Even with Reg, Ron wasn’t easy. In a manic state he’d be immensely powerful and could turn dangerous, even to friends he’d known since boyhood, and sometimes even to Reg himself. ‘You’re not really my twin brother, you’re just somebody who looks like him,’ he told him once. For Ron the dominant emotion now was fear.
One of the very few people he never threatened was Geoff Allen, probably because Geoff made a point of visiting him in the caravan every day. In spite of this, Geoff realised how dangerous he was.
‘But since he trusted me,’ he said, ‘I once took him up to London to a top Harley Street psychiatrist who told me afterwards that there was no question about it. He was definitely, incurably homicidal. But what was strange was the form it took with Ron. There were periods when he seemed absolutely normal and the only time there was any trouble was once when I was in the caravan with Ron and a chap I knew dropped in
to see me. There was nothing in it and Ron seemed quite untroubled. But when I said, “I wish that wretched fellow wouldn’t bother me like that,” he started brooding.
‘Then he said, “Geoff, you’ve been good to me and I’m going to do something for you in return. I’m going to kill that man who’s been pestering you.”
‘From the way he said this I realised that he was deadly serious, and I had a dreadful job convincing him that I didn’t want the poor sod killed’.
‘And would he have killed him if you hadn’t?’

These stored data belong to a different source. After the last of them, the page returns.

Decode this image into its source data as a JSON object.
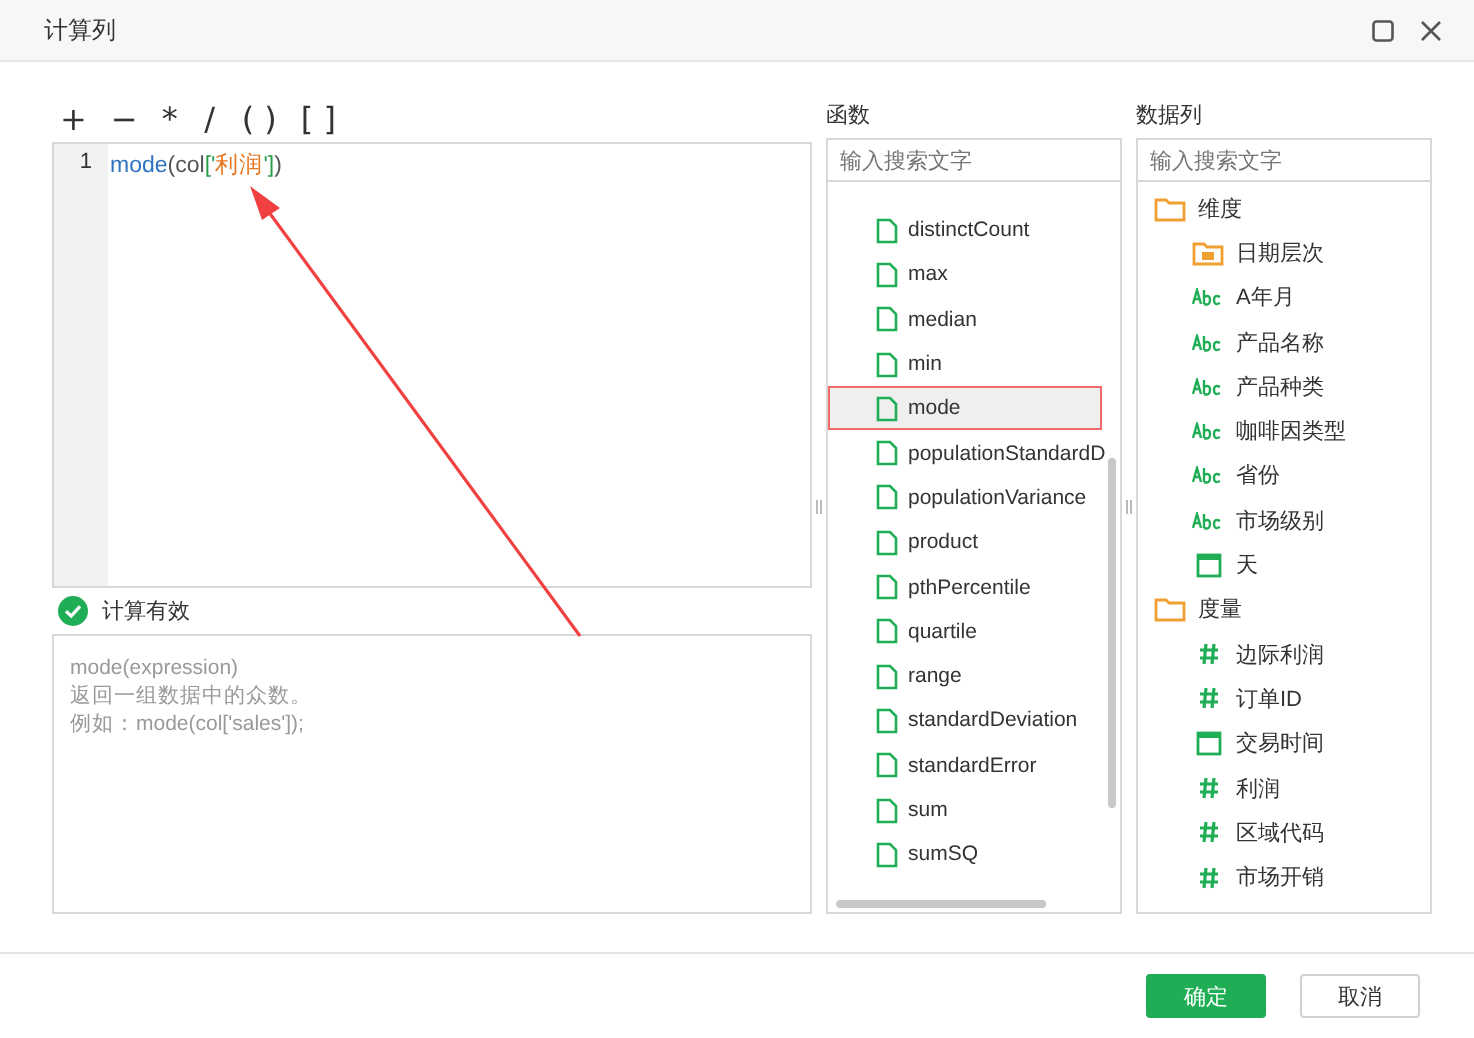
{
  "window": {
    "title": "计算列"
  },
  "operators": [
    "+",
    "−",
    "*",
    "/",
    "( )",
    "[ ]"
  ],
  "editor": {
    "line_number": "1",
    "tokens": [
      {
        "kind": "function",
        "text": "mode"
      },
      {
        "kind": "plain",
        "text": "(col"
      },
      {
        "kind": "bracket",
        "text": "['"
      },
      {
        "kind": "string",
        "text": "利润"
      },
      {
        "kind": "bracket",
        "text": "']"
      },
      {
        "kind": "plain",
        "text": ")"
      }
    ]
  },
  "validation": {
    "valid": true,
    "message": "计算有效"
  },
  "description": [
    "mode(expression)",
    "返回一组数据中的众数。",
    "例如：mode(col['sales']);"
  ],
  "functions": {
    "title": "函数",
    "search": {
      "placeholder": "输入搜索文字"
    },
    "items": [
      {
        "name": "distinctCount",
        "selected": false
      },
      {
        "name": "max",
        "selected": false
      },
      {
        "name": "median",
        "selected": false
      },
      {
        "name": "min",
        "selected": false
      },
      {
        "name": "mode",
        "selected": true
      },
      {
        "name": "populationStandardD",
        "selected": false
      },
      {
        "name": "populationVariance",
        "selected": false
      },
      {
        "name": "product",
        "selected": false
      },
      {
        "name": "pthPercentile",
        "selected": false
      },
      {
        "name": "quartile",
        "selected": false
      },
      {
        "name": "range",
        "selected": false
      },
      {
        "name": "standardDeviation",
        "selected": false
      },
      {
        "name": "standardError",
        "selected": false
      },
      {
        "name": "sum",
        "selected": false
      },
      {
        "name": "sumSQ",
        "selected": false
      }
    ]
  },
  "data_columns": {
    "title": "数据列",
    "search": {
      "placeholder": "输入搜索文字"
    },
    "tree": [
      {
        "kind": "folder",
        "name": "维度",
        "children": [
          {
            "kind": "date-folder",
            "name": "日期层次"
          },
          {
            "kind": "text",
            "name": "A年月"
          },
          {
            "kind": "text",
            "name": "产品名称"
          },
          {
            "kind": "text",
            "name": "产品种类"
          },
          {
            "kind": "text",
            "name": "咖啡因类型"
          },
          {
            "kind": "text",
            "name": "省份"
          },
          {
            "kind": "text",
            "name": "市场级别"
          },
          {
            "kind": "date",
            "name": "天"
          }
        ]
      },
      {
        "kind": "folder",
        "name": "度量",
        "children": [
          {
            "kind": "number",
            "name": "边际利润"
          },
          {
            "kind": "number",
            "name": "订单ID"
          },
          {
            "kind": "date",
            "name": "交易时间"
          },
          {
            "kind": "number",
            "name": "利润"
          },
          {
            "kind": "number",
            "name": "区域代码"
          },
          {
            "kind": "number",
            "name": "市场开销"
          }
        ]
      }
    ]
  },
  "buttons": [
    {
      "kind": "primary",
      "label": "确定"
    },
    {
      "kind": "secondary",
      "label": "取消"
    }
  ]
}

‘Oh, definitely’, Geoff replied. ‘It was only then that I realised that he was permanently suspicious and very dangerous.’ When he saw a local farmer, he brooded over him for days and then told Reg his decision. He’d have to kill him too. It took all Reg’s powers of persuasion to dissuade him and turn his mind to safer lines of thought. Soon the only way to cure his suspicions was to disguise him and drive him up on middle-of-the-night trips to London, to Vallance Road and even to The Double R. It was risky but leaving him in the caravan was riskier.

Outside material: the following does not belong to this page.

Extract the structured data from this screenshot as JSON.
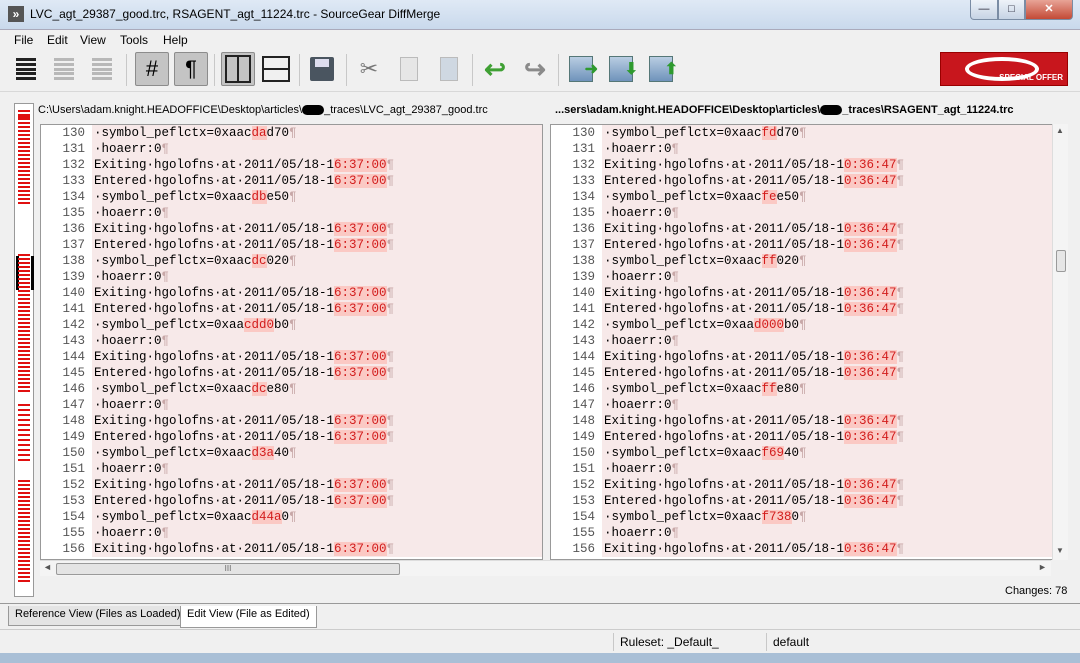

Torn both ways, it became an impossible situation for Reg. If he had wanted to survive, he should not have made that promise to Violet to look after Ron in the first place. It was Number One he should have been looking after now, not Ron. Others who were more experienced could have looked after him and he should have left them to it. For Reg would never get a chance like this again and the truth was that he could easily have taken it. He had so much going for him now – his club, his great new life, with his new friends and new celebrities to keep him happy. But it would have meant abandoning Ron, and Reg thought that God only knew what would have become of him. It would have also meant breaking from his mother who would never have forgiven him. Deciding to delegate the care of Ron would have been the most momentous decision of Reg’s life and he must have known that he should take it. So why didn’t he?